Colombian lawyer (born 1939)

Eduardo Valencia Ospina (born 19 September, 1939) is a Colombian lawyer and former international civil servant. He holds an LL.M. from Harvard Law School (1963), where he specialized in international law and was a Special Graduate Studies student from 1963 to 1964. He also holds a PhD in Juridical Sciences and a PhD in Economic Sciences from the Pontificia Universidad Javeriana in Bogotá, Colombia.

==Biography==
Born into a wealthy Cali family, Valencia Ospina worked at the United Nations for 36 years before retiring in 2000 with the rank of assistant secretary general. He was senior legal officer at the Office of Legal Affairs, and was the registrar (secretary-general) of the International Court of Justice from 1987 to 2000. At the time of his retirement, he was the longest-serving registrar of the ICJ.
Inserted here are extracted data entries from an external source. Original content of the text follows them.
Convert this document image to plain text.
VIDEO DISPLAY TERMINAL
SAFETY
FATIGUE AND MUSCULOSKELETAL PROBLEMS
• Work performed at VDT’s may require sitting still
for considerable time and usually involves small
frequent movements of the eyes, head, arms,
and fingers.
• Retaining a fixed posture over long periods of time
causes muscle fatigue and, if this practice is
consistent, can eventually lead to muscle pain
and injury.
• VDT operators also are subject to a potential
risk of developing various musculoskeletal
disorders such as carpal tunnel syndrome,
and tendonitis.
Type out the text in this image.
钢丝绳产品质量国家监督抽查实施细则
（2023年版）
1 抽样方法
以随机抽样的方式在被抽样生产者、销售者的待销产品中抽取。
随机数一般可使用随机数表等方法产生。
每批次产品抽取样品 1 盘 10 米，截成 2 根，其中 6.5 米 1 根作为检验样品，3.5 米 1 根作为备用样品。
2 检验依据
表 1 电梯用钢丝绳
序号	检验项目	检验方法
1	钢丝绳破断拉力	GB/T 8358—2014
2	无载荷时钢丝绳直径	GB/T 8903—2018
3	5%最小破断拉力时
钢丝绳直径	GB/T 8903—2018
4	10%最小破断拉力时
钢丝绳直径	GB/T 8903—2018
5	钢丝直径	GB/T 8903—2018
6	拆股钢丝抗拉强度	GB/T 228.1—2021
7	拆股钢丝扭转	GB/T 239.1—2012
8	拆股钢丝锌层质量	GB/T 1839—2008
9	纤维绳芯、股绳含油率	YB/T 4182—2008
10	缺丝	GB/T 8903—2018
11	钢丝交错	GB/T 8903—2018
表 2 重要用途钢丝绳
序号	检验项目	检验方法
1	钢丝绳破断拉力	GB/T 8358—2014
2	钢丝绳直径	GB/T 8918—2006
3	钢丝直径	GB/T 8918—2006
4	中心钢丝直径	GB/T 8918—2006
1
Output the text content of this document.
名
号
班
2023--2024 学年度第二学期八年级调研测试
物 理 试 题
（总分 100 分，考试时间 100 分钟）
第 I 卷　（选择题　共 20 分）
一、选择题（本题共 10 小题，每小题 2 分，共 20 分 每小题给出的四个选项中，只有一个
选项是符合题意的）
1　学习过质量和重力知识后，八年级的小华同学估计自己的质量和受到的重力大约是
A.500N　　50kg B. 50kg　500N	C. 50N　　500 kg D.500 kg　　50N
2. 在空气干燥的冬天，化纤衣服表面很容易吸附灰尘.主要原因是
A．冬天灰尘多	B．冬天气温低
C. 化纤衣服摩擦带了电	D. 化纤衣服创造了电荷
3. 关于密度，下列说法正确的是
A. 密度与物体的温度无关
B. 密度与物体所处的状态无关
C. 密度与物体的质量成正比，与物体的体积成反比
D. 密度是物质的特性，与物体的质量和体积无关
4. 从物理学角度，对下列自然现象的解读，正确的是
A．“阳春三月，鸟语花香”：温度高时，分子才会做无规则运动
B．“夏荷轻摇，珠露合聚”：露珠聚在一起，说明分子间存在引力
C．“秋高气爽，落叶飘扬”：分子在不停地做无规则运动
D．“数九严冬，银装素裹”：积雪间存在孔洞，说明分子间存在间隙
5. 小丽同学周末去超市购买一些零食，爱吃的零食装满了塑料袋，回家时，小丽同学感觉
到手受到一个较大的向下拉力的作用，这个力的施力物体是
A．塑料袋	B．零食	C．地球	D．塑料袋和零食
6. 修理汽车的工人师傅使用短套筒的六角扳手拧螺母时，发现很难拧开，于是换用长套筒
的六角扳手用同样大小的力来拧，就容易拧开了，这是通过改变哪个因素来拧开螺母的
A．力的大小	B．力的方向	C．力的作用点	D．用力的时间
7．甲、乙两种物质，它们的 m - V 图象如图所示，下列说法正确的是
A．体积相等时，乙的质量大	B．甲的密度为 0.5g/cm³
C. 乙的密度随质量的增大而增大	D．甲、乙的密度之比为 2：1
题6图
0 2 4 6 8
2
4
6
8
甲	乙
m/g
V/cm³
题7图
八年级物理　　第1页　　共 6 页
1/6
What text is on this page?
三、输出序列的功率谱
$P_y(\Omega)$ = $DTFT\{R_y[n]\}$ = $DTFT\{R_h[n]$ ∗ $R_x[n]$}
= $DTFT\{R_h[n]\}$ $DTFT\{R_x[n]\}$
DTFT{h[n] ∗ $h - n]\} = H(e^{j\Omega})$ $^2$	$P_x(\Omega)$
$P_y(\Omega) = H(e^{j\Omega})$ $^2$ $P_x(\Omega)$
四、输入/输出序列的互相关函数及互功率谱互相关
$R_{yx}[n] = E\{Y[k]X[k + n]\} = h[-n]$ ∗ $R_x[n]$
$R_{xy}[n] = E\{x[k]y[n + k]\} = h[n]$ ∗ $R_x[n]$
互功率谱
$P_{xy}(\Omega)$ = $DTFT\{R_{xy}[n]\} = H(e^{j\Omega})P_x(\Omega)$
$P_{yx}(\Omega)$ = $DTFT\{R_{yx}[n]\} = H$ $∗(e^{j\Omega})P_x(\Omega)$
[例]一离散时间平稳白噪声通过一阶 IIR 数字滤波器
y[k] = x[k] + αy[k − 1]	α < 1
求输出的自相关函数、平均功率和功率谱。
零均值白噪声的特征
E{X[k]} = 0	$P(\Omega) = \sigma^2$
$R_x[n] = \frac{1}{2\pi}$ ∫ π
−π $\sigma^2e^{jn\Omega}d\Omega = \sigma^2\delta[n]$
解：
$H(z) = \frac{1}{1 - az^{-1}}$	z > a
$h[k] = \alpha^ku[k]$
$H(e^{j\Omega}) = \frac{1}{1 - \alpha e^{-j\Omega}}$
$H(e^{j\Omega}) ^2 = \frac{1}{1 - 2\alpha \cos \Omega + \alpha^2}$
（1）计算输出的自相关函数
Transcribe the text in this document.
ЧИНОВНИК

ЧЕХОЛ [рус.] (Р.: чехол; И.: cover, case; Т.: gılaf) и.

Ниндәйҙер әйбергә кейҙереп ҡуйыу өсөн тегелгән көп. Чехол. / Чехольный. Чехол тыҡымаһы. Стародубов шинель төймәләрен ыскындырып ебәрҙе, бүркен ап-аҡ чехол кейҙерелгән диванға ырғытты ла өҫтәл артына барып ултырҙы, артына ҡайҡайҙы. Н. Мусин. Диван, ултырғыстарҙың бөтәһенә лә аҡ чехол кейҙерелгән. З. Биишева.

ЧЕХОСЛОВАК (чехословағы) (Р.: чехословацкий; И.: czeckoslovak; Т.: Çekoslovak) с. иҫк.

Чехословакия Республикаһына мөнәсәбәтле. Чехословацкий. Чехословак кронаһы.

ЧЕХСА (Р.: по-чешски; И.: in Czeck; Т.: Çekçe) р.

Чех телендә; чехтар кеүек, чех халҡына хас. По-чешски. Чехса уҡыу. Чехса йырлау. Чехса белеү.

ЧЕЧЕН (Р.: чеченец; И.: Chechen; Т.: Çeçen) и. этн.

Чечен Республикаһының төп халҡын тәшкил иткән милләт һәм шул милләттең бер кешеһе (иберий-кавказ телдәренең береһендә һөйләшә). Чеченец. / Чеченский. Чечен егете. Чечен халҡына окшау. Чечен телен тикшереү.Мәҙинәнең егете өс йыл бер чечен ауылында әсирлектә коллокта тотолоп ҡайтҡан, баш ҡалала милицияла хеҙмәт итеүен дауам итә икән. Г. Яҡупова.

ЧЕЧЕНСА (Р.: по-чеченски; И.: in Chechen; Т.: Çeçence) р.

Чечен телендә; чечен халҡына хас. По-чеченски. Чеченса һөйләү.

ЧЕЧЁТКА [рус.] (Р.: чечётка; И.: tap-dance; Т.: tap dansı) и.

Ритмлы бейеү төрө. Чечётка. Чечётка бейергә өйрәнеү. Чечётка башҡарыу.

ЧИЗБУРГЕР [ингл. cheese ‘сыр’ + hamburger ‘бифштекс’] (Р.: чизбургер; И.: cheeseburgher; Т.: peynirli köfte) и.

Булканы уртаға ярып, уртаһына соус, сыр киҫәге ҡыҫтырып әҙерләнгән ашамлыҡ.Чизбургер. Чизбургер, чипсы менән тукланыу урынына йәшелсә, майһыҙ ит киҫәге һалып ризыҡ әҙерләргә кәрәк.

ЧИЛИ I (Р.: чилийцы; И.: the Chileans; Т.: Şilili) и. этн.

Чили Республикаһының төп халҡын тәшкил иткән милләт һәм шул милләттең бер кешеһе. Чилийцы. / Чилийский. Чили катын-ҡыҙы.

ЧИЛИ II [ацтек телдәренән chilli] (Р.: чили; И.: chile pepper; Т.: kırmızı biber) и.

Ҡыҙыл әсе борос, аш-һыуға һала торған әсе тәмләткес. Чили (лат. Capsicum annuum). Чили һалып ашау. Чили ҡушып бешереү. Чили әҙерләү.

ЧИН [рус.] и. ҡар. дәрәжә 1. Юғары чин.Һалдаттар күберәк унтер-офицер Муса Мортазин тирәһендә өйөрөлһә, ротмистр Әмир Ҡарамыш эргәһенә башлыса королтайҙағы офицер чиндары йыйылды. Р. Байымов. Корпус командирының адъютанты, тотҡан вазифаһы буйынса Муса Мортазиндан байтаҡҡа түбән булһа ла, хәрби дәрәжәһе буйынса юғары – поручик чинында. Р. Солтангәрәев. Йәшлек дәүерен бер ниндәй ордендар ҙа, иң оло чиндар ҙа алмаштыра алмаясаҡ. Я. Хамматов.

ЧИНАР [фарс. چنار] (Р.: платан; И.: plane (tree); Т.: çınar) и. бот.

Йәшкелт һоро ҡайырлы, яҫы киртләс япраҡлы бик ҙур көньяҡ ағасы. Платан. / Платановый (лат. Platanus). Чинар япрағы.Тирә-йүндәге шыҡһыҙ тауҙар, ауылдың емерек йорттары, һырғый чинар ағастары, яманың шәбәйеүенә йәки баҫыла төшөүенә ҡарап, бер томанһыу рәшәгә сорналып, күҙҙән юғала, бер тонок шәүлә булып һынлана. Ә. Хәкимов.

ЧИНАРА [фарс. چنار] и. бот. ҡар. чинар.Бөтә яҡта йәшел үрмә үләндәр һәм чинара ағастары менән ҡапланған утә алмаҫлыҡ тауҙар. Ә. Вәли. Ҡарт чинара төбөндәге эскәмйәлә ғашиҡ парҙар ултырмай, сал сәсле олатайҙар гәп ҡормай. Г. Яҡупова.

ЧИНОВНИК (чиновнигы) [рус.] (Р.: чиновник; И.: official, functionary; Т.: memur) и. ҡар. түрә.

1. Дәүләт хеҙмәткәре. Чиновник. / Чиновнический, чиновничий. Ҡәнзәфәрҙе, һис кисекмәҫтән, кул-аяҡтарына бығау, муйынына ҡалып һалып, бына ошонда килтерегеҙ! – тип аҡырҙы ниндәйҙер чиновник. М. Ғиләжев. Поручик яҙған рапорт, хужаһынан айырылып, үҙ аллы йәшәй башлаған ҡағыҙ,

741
In November 2016, Valencia Ospina was elected to serve for a third term as a member of the International Law Commission. At the ILC, Valencia Ospina served as first vice chair during its 69th session in 2017, and as chair during its 70th session in 2018. In 2007, he was appointed Special Rapporteur for the report on the "Protection of persons in the event of disasters". The Commission adopted the resulting "Draft articles on the protection of persons in the event of disasters" in 2016. His draft articles were subsequently submitted to the United Nations General Assembly and put on its agenda.

Valencia Ospina is a former president of the Latin American Society of International Law. He also served on the board of several international law journals, including the Journal of International Dispute Settlement. He was the editor-in-chief of The Law and Practice of International Courts and Tribunals.

Valencia Ospina is also an international arbitrator and counsel in cases before the ICJ. He is counsel for Colombia in the maritime border dispute case with Nicaragua, which began in 2001. In October 2022, he was designated by the Ministry of Foreign Affairs of Colombia as the lead counsel.